Over the years much has been said about Apple's choice to exclude Flash support. Lawsuits have been filed, pundits have expressed more than their fair share of opinions, and competitors used the fact as a unique selling point when Adobe released Mobile Flash in 2009. Today marks the end of that era with Adobe announcing the end of development for the Mobile Flash product.
This is big news in itself, as future versions of Android (and thus Android handsets) can no longer tout this as an advantage over iOS. Adobe also mentioned that it would start investing more in HTML5 development as it scales back on Mobile Flash. This little nugget of information is probably the larger news, despite it not being the main headline of the day.
With Adobe adding support for HTML5 it is essentially abandoning a flagship product that has been the underpinning of the internet for a decade or more. As Apple products have moved to the mainstream over the past few years, so has the opinion and viewpoint that Flash is an unnecessary technology. Steve Jobs famously blasted Flash in an open letter, citing HTML5 and other technologies as the successors to rich internet experiences.
This does not mean that Flash will be dead across all media. Flash is still very much alive in the regular desktop experience. With Adobe first making the move to HTML5 by creating the Adobe Edge product, and now the decision to jettison Mobile Flash, there are a lot of questions raised about the future of Flash as a whole. Add to this the monthly stats about increased mobile browser usage (and decreased desktop usage) and you can't help but wonder just how much time is left on Flash's clock?
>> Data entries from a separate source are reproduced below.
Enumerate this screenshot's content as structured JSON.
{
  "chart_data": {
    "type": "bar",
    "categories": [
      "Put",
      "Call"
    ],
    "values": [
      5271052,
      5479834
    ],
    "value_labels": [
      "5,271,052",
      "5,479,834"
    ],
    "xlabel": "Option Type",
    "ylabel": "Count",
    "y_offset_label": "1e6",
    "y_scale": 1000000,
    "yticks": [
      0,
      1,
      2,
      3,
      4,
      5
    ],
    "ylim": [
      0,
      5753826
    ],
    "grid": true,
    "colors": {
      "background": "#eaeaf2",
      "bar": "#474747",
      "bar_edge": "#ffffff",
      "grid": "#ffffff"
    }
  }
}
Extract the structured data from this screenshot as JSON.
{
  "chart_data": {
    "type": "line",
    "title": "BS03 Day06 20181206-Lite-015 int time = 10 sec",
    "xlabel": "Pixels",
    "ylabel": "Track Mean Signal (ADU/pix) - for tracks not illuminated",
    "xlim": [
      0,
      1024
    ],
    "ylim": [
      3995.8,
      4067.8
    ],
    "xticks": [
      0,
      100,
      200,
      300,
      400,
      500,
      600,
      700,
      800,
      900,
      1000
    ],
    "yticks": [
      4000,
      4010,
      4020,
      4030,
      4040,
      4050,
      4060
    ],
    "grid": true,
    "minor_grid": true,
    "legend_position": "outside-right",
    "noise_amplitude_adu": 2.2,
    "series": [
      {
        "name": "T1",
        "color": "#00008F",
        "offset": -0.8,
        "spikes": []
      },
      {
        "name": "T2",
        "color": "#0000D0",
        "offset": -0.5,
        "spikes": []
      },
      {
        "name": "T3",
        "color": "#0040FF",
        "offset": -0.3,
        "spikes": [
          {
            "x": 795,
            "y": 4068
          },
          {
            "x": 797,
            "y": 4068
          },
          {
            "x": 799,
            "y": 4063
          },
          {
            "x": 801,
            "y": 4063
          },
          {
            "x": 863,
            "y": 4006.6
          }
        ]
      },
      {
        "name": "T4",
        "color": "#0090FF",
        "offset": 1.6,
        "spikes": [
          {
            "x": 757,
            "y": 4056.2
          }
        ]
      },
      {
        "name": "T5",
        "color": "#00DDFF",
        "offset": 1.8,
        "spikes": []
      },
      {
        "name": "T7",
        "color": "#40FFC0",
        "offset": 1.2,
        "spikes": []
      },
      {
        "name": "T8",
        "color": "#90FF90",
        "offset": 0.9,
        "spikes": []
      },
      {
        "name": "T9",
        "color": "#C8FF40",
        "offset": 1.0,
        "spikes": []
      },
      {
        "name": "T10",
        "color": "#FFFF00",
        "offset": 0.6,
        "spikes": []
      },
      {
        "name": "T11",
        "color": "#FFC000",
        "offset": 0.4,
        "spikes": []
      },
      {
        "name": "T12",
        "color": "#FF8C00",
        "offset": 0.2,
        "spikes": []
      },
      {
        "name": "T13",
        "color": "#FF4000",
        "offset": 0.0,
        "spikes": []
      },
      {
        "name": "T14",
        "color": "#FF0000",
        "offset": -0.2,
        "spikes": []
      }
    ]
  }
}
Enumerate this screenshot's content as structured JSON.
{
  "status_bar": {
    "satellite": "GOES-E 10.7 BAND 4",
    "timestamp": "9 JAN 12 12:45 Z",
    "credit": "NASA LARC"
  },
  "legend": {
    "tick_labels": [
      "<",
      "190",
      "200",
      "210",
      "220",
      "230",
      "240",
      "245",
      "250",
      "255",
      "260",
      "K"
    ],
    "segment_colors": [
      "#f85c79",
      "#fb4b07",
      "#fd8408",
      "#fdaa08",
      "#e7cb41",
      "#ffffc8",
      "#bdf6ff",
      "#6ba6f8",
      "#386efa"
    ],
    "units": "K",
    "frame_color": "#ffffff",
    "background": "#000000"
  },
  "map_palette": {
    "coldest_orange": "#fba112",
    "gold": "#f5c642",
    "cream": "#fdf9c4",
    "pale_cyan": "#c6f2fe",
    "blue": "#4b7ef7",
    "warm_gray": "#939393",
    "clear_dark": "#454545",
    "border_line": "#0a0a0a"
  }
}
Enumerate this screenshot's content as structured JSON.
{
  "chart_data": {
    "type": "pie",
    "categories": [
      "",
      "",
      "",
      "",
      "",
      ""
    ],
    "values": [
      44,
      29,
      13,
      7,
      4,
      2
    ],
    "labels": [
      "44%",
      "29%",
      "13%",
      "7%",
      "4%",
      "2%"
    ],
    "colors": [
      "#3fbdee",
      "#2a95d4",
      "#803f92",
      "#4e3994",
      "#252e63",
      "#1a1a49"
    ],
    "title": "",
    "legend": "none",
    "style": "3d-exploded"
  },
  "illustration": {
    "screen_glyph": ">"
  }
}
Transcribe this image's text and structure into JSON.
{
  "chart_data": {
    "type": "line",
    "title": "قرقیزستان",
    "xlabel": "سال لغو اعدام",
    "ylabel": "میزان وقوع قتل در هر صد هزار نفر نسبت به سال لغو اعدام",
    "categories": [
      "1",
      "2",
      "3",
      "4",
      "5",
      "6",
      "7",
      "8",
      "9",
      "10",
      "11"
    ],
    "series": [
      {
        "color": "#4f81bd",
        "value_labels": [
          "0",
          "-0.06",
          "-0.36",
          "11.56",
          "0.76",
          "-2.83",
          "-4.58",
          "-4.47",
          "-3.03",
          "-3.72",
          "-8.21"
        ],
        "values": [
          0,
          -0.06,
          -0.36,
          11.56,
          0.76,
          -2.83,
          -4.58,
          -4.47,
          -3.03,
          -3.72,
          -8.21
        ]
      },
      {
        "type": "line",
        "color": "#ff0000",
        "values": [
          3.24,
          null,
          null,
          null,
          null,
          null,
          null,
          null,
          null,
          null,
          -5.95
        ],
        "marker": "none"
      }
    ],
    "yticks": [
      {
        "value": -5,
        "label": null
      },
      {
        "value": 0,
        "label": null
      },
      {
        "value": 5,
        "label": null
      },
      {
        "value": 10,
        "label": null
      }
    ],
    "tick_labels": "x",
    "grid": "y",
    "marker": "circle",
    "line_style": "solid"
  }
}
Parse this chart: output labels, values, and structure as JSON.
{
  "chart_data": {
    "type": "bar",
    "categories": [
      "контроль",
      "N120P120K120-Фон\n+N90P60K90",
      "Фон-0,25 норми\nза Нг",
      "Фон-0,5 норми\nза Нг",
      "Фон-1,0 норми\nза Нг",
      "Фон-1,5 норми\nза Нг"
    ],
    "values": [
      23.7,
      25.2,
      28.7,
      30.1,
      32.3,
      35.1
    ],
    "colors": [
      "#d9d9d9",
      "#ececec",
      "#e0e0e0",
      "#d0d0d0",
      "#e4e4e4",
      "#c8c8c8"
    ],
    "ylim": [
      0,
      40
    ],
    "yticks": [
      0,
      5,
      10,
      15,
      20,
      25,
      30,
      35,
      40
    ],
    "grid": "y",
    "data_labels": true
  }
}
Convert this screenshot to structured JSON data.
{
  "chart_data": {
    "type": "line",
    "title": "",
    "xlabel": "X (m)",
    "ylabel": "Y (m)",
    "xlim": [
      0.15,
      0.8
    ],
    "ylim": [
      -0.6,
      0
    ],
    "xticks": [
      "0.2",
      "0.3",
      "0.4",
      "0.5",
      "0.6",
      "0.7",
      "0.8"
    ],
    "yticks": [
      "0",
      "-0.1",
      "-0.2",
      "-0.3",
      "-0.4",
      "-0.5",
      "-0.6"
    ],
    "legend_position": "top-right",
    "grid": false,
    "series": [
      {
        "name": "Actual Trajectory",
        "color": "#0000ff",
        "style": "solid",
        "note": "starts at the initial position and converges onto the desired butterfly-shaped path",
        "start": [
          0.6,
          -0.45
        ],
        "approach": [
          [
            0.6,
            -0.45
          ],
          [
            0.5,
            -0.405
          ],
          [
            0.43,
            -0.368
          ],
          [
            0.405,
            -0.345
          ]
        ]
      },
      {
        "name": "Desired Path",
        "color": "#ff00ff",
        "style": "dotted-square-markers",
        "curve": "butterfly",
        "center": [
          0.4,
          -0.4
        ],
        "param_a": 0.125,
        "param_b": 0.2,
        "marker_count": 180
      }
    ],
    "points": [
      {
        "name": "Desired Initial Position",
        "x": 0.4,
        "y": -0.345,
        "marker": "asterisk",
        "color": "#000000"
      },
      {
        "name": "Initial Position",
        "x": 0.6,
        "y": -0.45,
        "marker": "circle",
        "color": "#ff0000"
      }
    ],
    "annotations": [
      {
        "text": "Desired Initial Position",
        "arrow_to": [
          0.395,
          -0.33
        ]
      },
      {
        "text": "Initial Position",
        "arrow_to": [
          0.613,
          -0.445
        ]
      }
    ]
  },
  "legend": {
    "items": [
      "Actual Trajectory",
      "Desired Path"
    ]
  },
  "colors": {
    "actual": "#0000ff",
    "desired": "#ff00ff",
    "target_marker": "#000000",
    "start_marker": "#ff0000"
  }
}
Should Adobe eventually abandon Flash altogether it will have a ripple effect across the entire industry. Restaurants, bars, and clubs will need to completely redo their clumsy splash-screen websites. Banner ads and rich media display ads will need to be converted to HTML5 or another new technology. Online video watching will also be drastically different as FLV goes away. It's fairly easy to see why Flash has maintained such a stronghold across the internet, but with its own creator turning a cold shoulder it looks like that fifteen minutes is dwindling down.